Minggu, 28/04/2024 01:56 WIB

Bacakan Pleidoi, Surya Darmadi Merasa Dikriminalisasi

Surya Darmadi merasa diperlakukan tidak adil dan didiskriminasi. Dia memohon kepada Majelis Hakim agar mendapatkan keadilan dalam perkara ini.

Terdakwa Pemilik PT Duta Palma Group, Surya Darmadi alias Apeng (Foto: Antara)

Jakarta, Jurnas.com - Pemilik PT Duta Palma Group Surya Darmadi mengaku kebingungan dengan tindak pidana yang ditudingkan kepadanya.
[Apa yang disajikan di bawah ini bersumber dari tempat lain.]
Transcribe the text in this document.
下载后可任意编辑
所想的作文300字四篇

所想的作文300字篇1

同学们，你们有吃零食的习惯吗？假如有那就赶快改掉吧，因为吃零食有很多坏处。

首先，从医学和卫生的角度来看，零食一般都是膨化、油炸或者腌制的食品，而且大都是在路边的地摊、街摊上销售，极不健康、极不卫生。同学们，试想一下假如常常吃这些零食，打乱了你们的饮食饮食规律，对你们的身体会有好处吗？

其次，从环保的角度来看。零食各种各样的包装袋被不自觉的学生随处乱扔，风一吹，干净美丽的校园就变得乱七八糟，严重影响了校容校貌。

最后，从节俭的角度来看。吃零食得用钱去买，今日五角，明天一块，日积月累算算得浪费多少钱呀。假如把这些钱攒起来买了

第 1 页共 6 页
Dia menyatakan, apa yang ditudingkan tidak pernah dilakukannya.

Tak ada satu pun bukti yang bisa ditunjukan oleh jaksa penuntut umum (JPU) membenarkan tudingan bahwa Surya Darmadi melakukan pidana korupsi terkait alih fungsi lahan di Kabupaten Indragiri Hulu (Inhu) dan tindak pidana pencucian uang dalam (TPPU) .

Surya Darmadi merasa diperlakukan tidak adil dan didiskriminasi. Dia memohon kepada Majelis Hakim agar mendapatkan keadilan dalam perkara ini.
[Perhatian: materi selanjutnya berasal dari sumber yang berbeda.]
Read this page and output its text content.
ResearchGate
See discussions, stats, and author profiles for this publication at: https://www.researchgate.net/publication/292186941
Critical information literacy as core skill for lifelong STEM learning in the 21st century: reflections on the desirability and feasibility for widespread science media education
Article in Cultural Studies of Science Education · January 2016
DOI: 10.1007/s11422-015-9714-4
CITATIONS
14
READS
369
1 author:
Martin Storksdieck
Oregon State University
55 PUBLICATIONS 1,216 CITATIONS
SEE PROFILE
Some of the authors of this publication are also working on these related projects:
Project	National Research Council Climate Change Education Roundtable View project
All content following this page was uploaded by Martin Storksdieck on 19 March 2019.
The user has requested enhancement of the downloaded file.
Sebab, dia mengatakan bahwa empat perusahaan yang dipermasalahkan perizinannya oleh Kejagung sama substansinya dengan 1192 perusahaan lainnya.

Hal itu disampaikan Surya Darmadi dalam nota pembelaan atau pleidoi pribadinya setelah dinilai jaksa terbukti secara sah dan meyakinkan bersalah melakukan tindak pidana korupsi terkait alih fungsi lahan di daerah Inhu, Riau.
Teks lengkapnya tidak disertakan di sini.